Situé dans une frange urbaine entre la route de Rennes et la vallée du Cens, le site dévolu au projet est actuellement un parc, au sein duquel se niche l’Espace Loisirs Inter-Age (ELIA). Il est aujourd’hui principalement accessible depuis la rue de la Mulonnière. Au nord et à l’est, des cheminement piétons actuellement fermés permettent d’envisager de gagner respectivement l’avenue de la Praudière et la place René Goscinny et rendre l’accès au parc plus proche pour un nombre significatif de riverains tout en évitant un effet d’enclavement. Il développe un paysage assez peu caractérisé, marqué par la présence de grandes zones enherbées parsemées d’arbres et d’aires sportives (des terrains de tennis et un city-stade). Depuis la rue de la Mulonnière, on ne perçoit pas le parc, ni le bâtiment ELIA pourtant situé à proximité du trottoir, avant d’être arrivé à son niveau. Un rideau continu se forme, constitué par la végétation qui habite le retrait entre les maisons et la rue et l’alignement d’arbres qui borde le parc. La plus grande ouverture visuelle est paradoxalement constituée par le parking, espace minéral vierge de végétation et d’obstacle visuel.
LA MISE EN SCÈNE DU PARC
L’inscription de l’école dans le parc, si elle en réduit sa surface, représente une véritable occasion de le mettre en scène à l’échelle du quartier. Pour ce faire, nous avons créé un axe qui fait le lien entre la rue et le parc, qui invite à pratiquer la parcelle dans sa profondeur. Cet axe est formé par l’école d’une part, la salle associative et le parking planté d’autre part. Un jeu de resserrement / ouverture nous permet de créer des séquences qui rythment le cheminement et proposent des espaces variés :
1 – l’avant-parc
Cet espace marque une ouverture dans le rideau végétal que constitue la rue pour inviter à entrer dans la profondeur de la parcelle.
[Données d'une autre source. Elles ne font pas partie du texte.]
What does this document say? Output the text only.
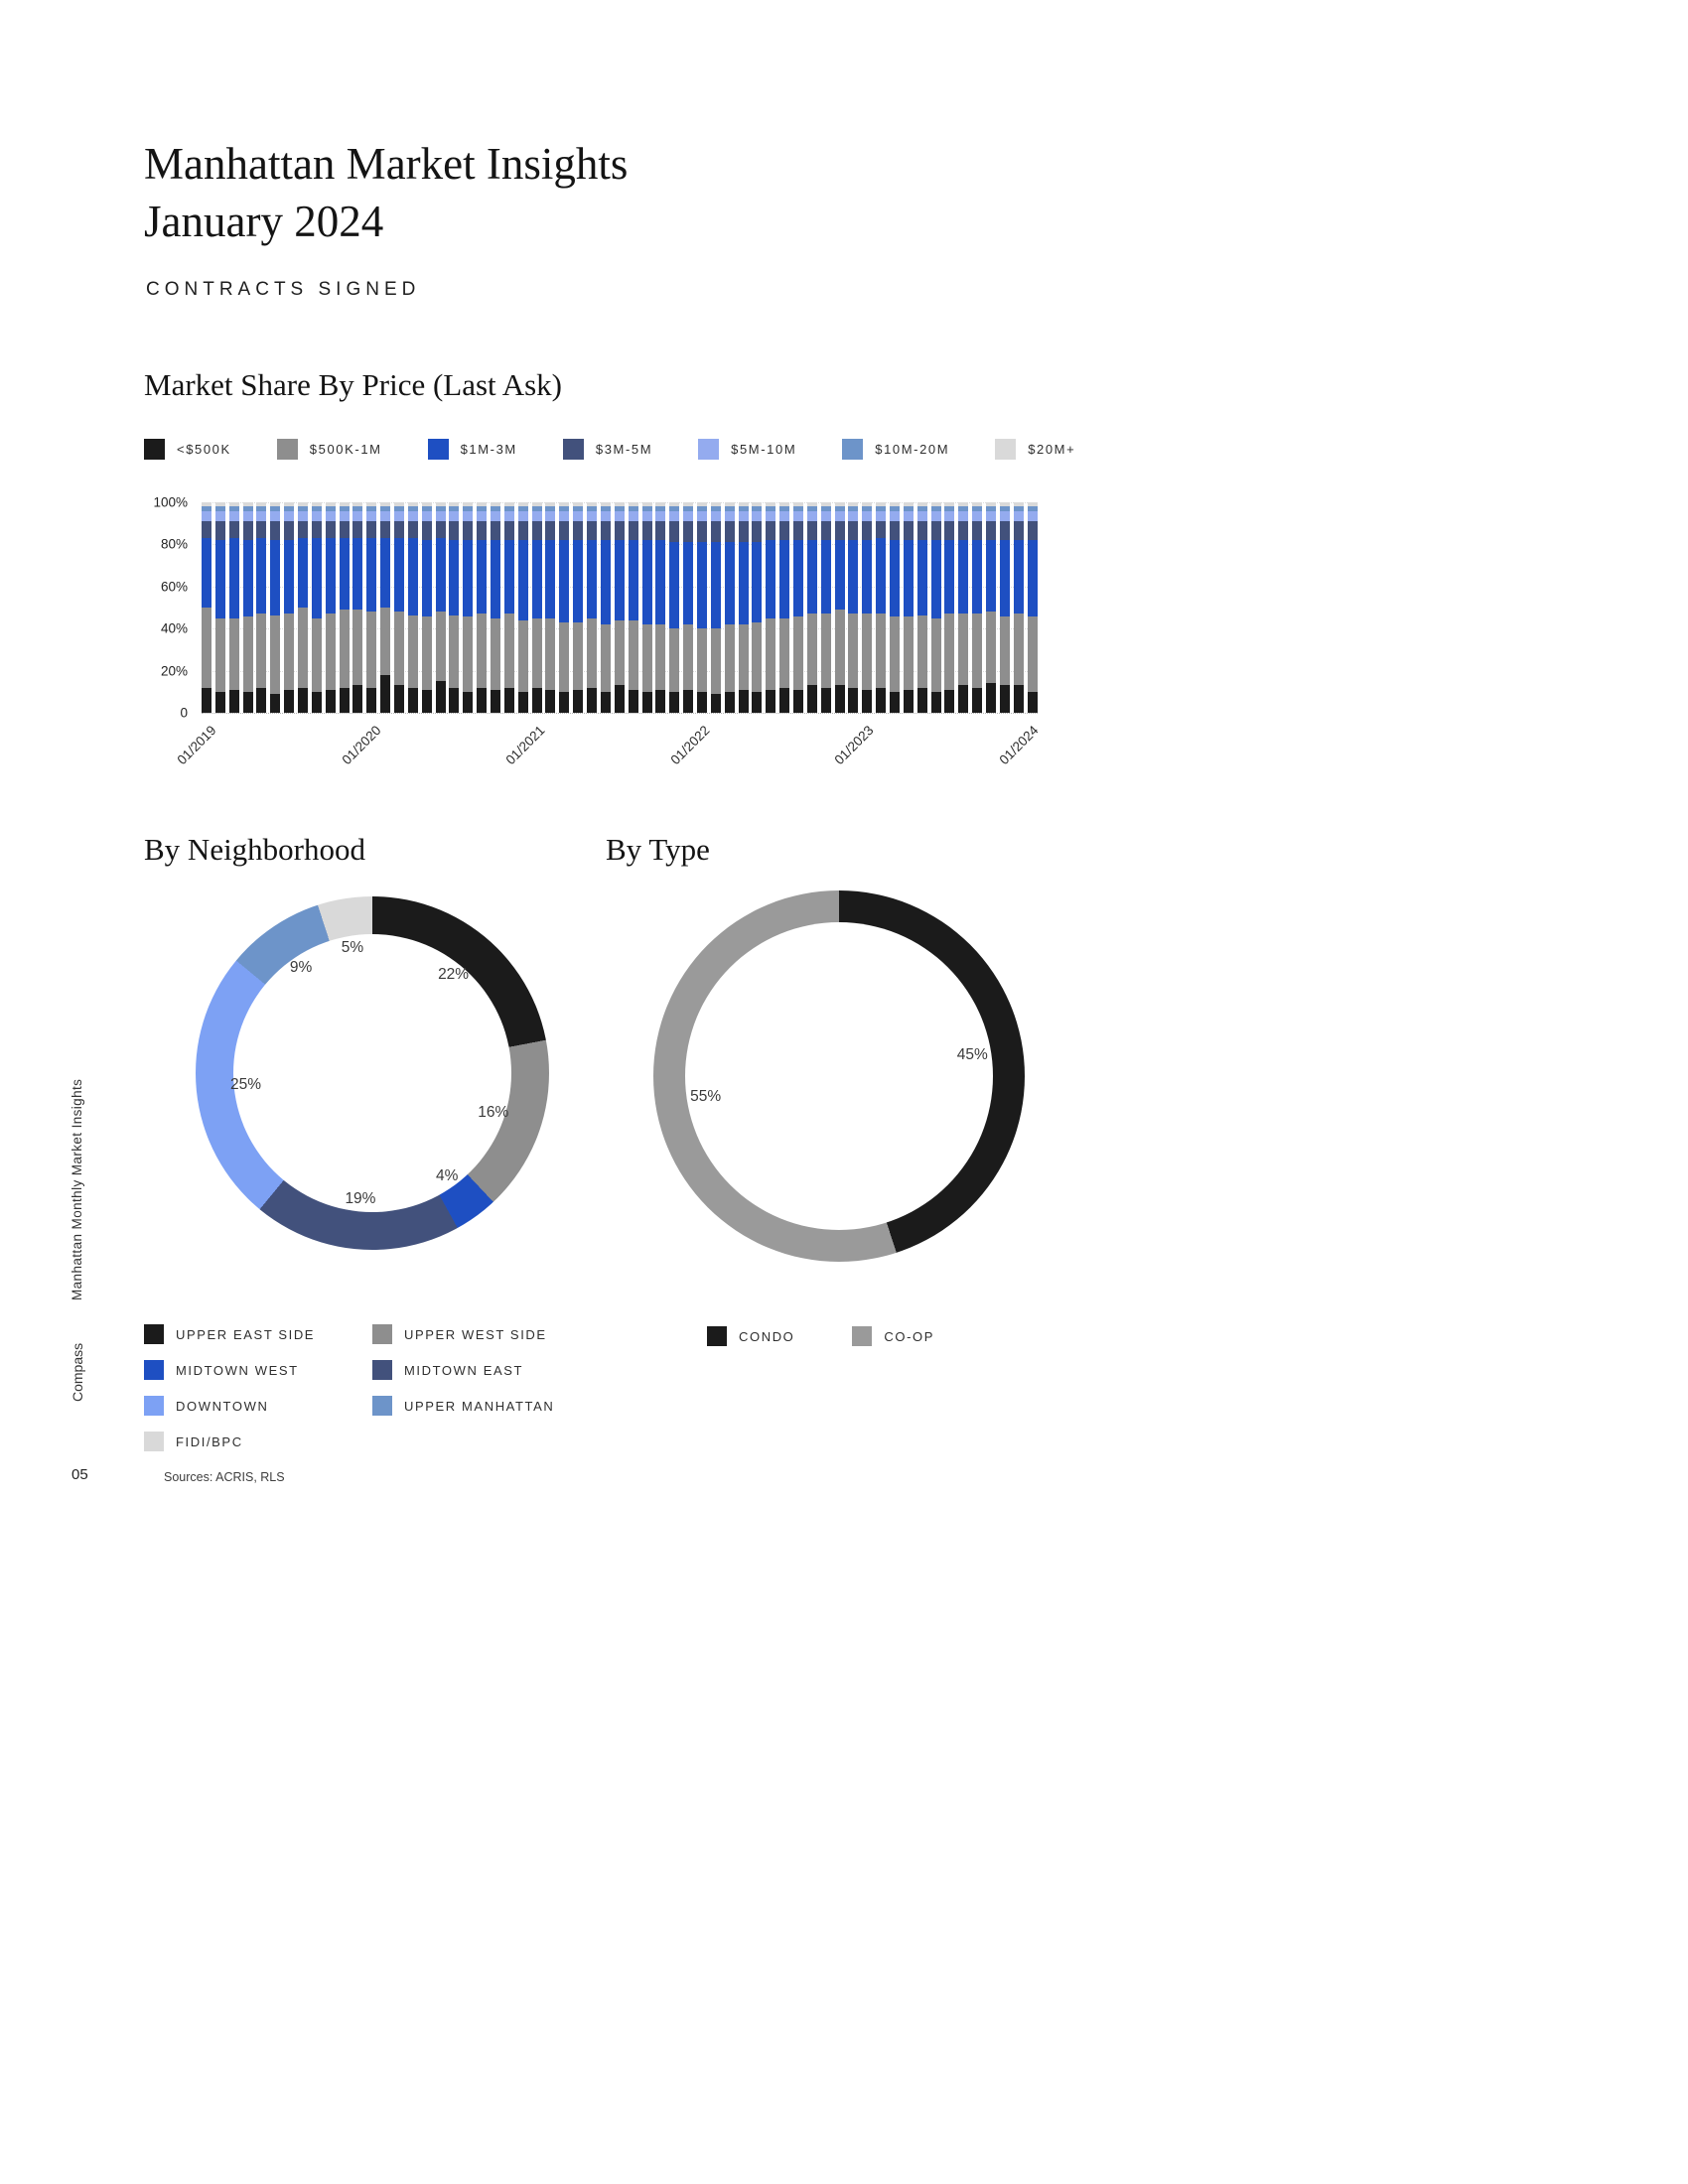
Manhattan Market Insights
January 2024
CONTRACTS SIGNED
Market Share By Price (Last Ask)
<$500K	$500K-1M	$1M-3M	$3M-5M	$5M-10M	$10M-20M	$20M+
100%
80%
60%
40%
20%
0
01/2019	01/2020	01/2021	01/2022	01/2023	01/2024
By Neighborhood	By Type
22%
16%
4%
19%
25%
9%
5%
45%
55%
UPPER EAST SIDE	UPPER WEST SIDE
MIDTOWN WEST	MIDTOWN EAST
DOWNTOWN	UPPER MANHATTAN
FIDI/BPC
CONDO	CO-OP
Manhattan Monthly Market Insights
Compass
05	Sources: ACRIS, RLS
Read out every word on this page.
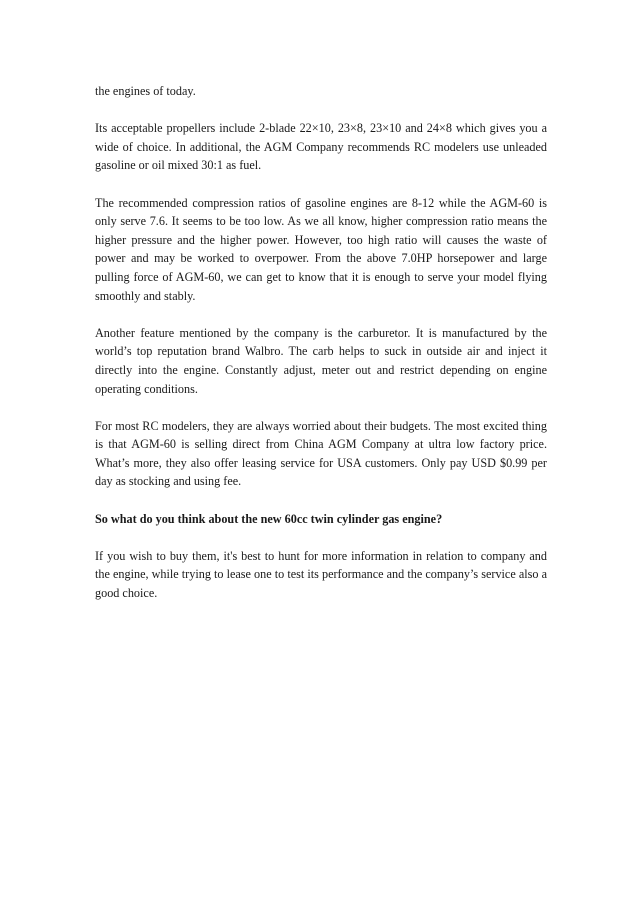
the engines of today.

Its acceptable propellers include 2-blade 22×10, 23×8, 23×10 and 24×8 which gives you a wide of choice. In additional, the AGM Company recommends RC modelers use unleaded gasoline or oil mixed 30:1 as fuel.

The recommended compression ratios of gasoline engines are 8-12 while the AGM-60 is only serve 7.6. It seems to be too low. As we all know, higher compression ratio means the higher pressure and the higher power. However, too high ratio will causes the waste of power and may be worked to overpower. From the above 7.0HP horsepower and large pulling force of AGM-60, we can get to know that it is enough to serve your model flying smoothly and stably.

Another feature mentioned by the company is the carburetor. It is manufactured by the world’s top reputation brand Walbro. The carb helps to suck in outside air and inject it directly into the engine. Constantly adjust, meter out and restrict depending on engine operating conditions.

For most RC modelers, they are always worried about their budgets. The most excited thing is that AGM-60 is selling direct from China AGM Company at ultra low factory price. What’s more, they also offer leasing service for USA customers. Only pay USD $0.99 per day as stocking and using fee.

So what do you think about the new 60cc twin cylinder gas engine?

If you wish to buy them, it's best to hunt for more information in relation to company and the engine, while trying to lease one to test its performance and the company’s service also a good choice.
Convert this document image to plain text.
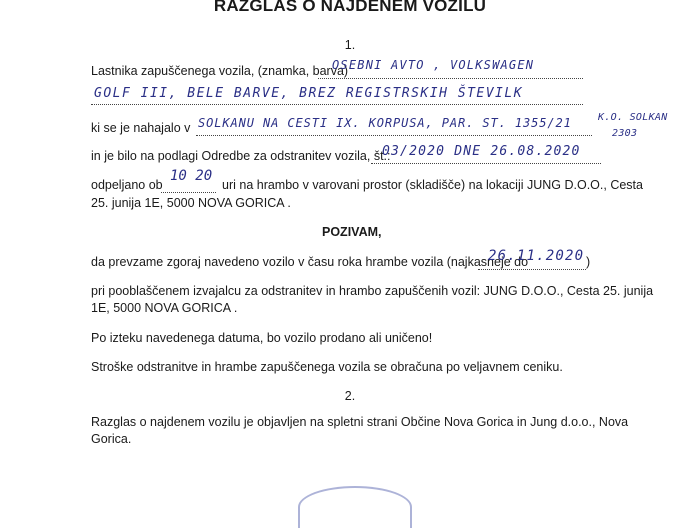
RAZGLAS O NAJDENEM VOZILU
1.
Lastnika zapuščenega vozila, (znamka, barva)
OSEBNI AVTO , VOLKSWAGEN
GOLF III, BELE BARVE, BREZ REGISTRSKIH ŠTEVILK
ki se je nahajalo v SOLKANU NA CESTI IX. KORPUSA, PAR. ST. 1355/21	K.O. SOLKAN
2303
in je bilo na podlagi Odredbe za odstranitev vozila, št.:
03/2020 DNE 26.08.2020
odpeljano ob
10 20
uri na hrambo v varovani prostor (skladišče) na lokaciji JUNG D.O.O., Cesta
25. junija 1E, 5000 NOVA GORICA .
POZIVAM,
da prevzame zgoraj navedeno vozilo v času roka hrambe vozila (najkasneje do
26.11.2020 )
pri pooblaščenem izvajalcu za odstranitev in hrambo zapuščenih vozil: JUNG D.O.O., Cesta 25. junija
1E, 5000 NOVA GORICA .
Po izteku navedenega datuma, bo vozilo prodano ali uničeno!
Stroške odstranitve in hrambe zapuščenega vozila se obračuna po veljavnem ceniku.
2.
Razglas o najdenem vozilu je objavljen na spletni strani Občine Nova Gorica in Jung d.o.o., Nova
Gorica.
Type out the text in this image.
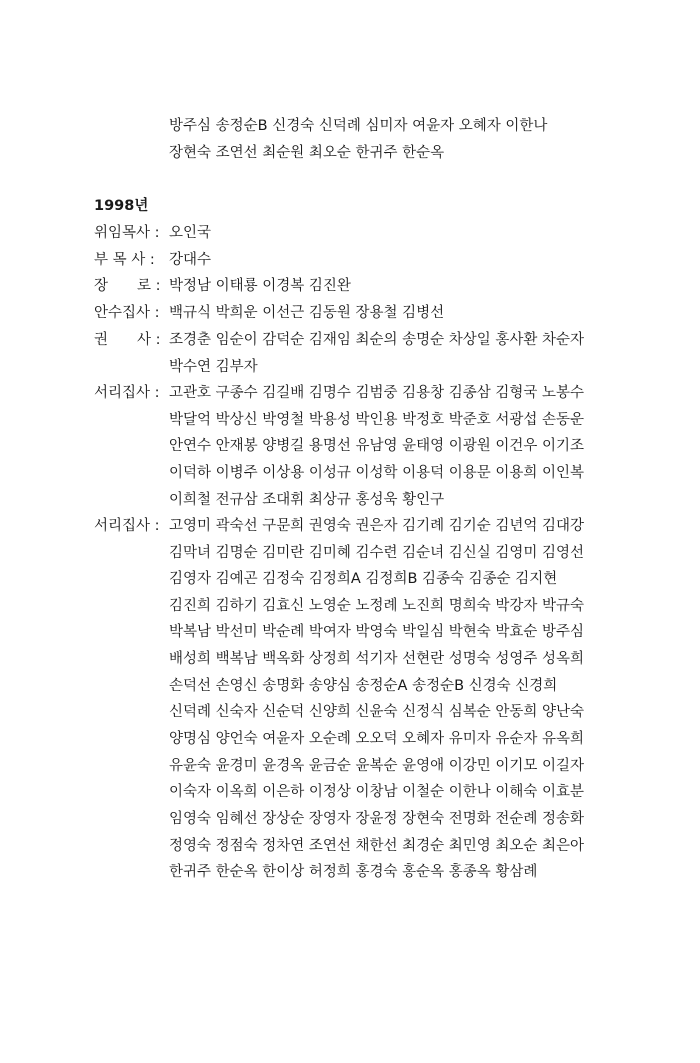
방주심 송정순B 신경숙 신덕례 심미자 여윤자 오혜자 이한나
장현숙 조연선 최순원 최오순 한귀주 한순옥
1998년
위임목사 : 오인국
부 목 사 : 강대수
장　　로 : 박정남 이태룡 이경복 김진완
안수집사 : 백규식 박희운 이선근 김동원 장용철 김병선
권　　사 : 조경춘 임순이 감덕순 김재임 최순의 송명순 차상일 홍사환 차순자
박수연 김부자
서리집사 : 고관호 구종수 김길배 김명수 김범중 김용창 김종삼 김형국 노봉수
박달억 박상신 박영철 박용성 박인용 박정호 박준호 서광섭 손동운
안연수 안재봉 양병길 용명선 유남영 윤태영 이광원 이건우 이기조
이덕하 이병주 이상용 이성규 이성학 이용덕 이용문 이용희 이인복
이희철 전규삼 조대휘 최상규 홍성욱 황인구
서리집사 : 고영미 곽숙선 구문희 권영숙 권은자 김기례 김기순 김년억 김대강
김막녀 김명순 김미란 김미혜 김수련 김순녀 김신실 김영미 김영선
김영자 김예곤 김정숙 김정희A 김정희B 김종숙 김종순 김지현
김진희 김하기 김효신 노영순 노정례 노진희 명희숙 박강자 박규숙
박복남 박선미 박순례 박여자 박영숙 박일심 박현숙 박효순 방주심
배성희 백복남 백옥화 상정희 석기자 선현란 성명숙 성영주 성옥희
손덕선 손영신 송명화 송양심 송정순A 송정순B 신경숙 신경희
신덕례 신숙자 신순덕 신양희 신윤숙 신정식 심복순 안동희 양난숙
양명심 양언숙 여윤자 오순례 오오덕 오혜자 유미자 유순자 유옥희
유윤숙 윤경미 윤경옥 윤금순 윤복순 윤영애 이강민 이기모 이길자
이숙자 이옥희 이은하 이정상 이창남 이철순 이한나 이해숙 이효분
임영숙 임혜선 장상순 장영자 장윤정 장현숙 전명화 전순례 정송화
정영숙 정점숙 정차연 조연선 채한선 최경순 최민영 최오순 최은아
한귀주 한순옥 한이상 허정희 홍경숙 홍순옥 홍종옥 황삼례
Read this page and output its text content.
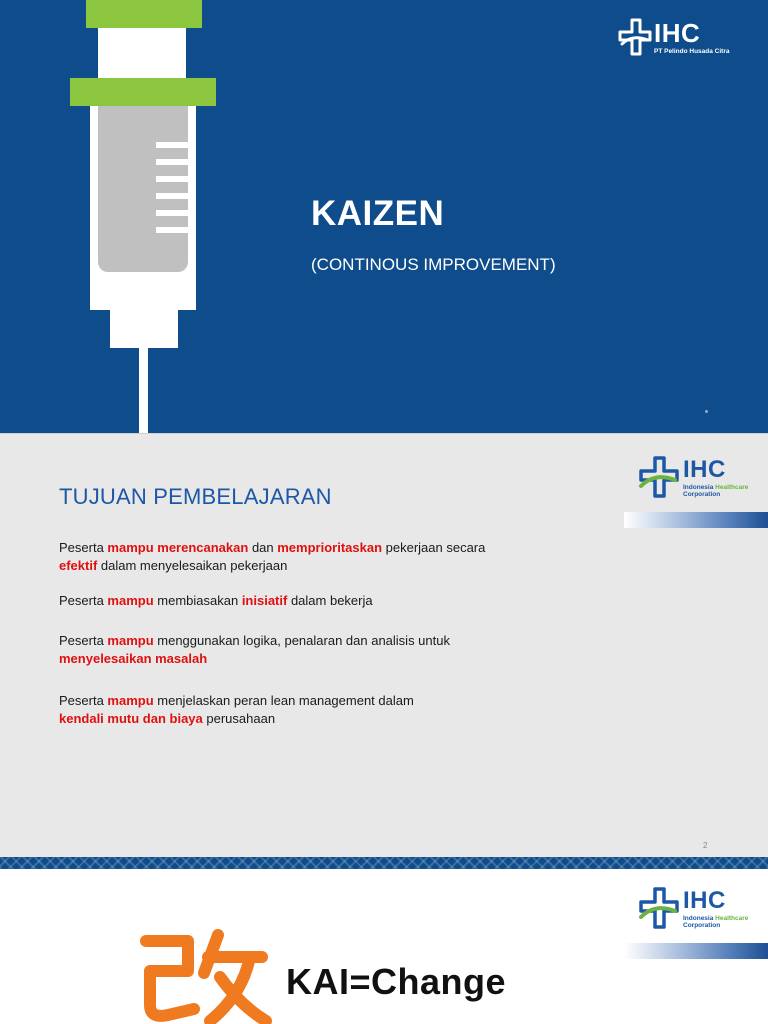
KAIZEN
(CONTINOUS IMPROVEMENT)
IHC
PT Pelindo Husada Citra
IHC
Indonesia Healthcare
Corporation
TUJUAN PEMBELAJARAN
Peserta mampu merencanakan dan memprioritaskan pekerjaan secara
efektif dalam menyelesaikan pekerjaan
Peserta mampu membiasakan inisiatif dalam bekerja
Peserta mampu menggunakan logika, penalaran dan analisis untuk
menyelesaikan masalah
Peserta mampu menjelaskan peran lean management dalam
kendali mutu dan biaya perusahaan
2
IHC
Indonesia Healthcare
Corporation
KAI=Change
C’est l’endroit des rencontres informelles des parents qui amènent leurs enfants à l’école, le lieu où se forment des amitiés qui perdureront après le temps de la scolarité, où se déroule cette vie qui fait le ciment et l’identité d’un quartier.
L’interruption du végétal donne à voir l’école, dont l’orientation, essentiellement tournée vers l’avant-parc, suit ce mouvement de progression vers le coeur du site. Sur l’autre versant de l’avant-parc, le bâtiment associatif et le volume végétal du parking planté finissent de former cet espace qui se resserre pour mener au porche.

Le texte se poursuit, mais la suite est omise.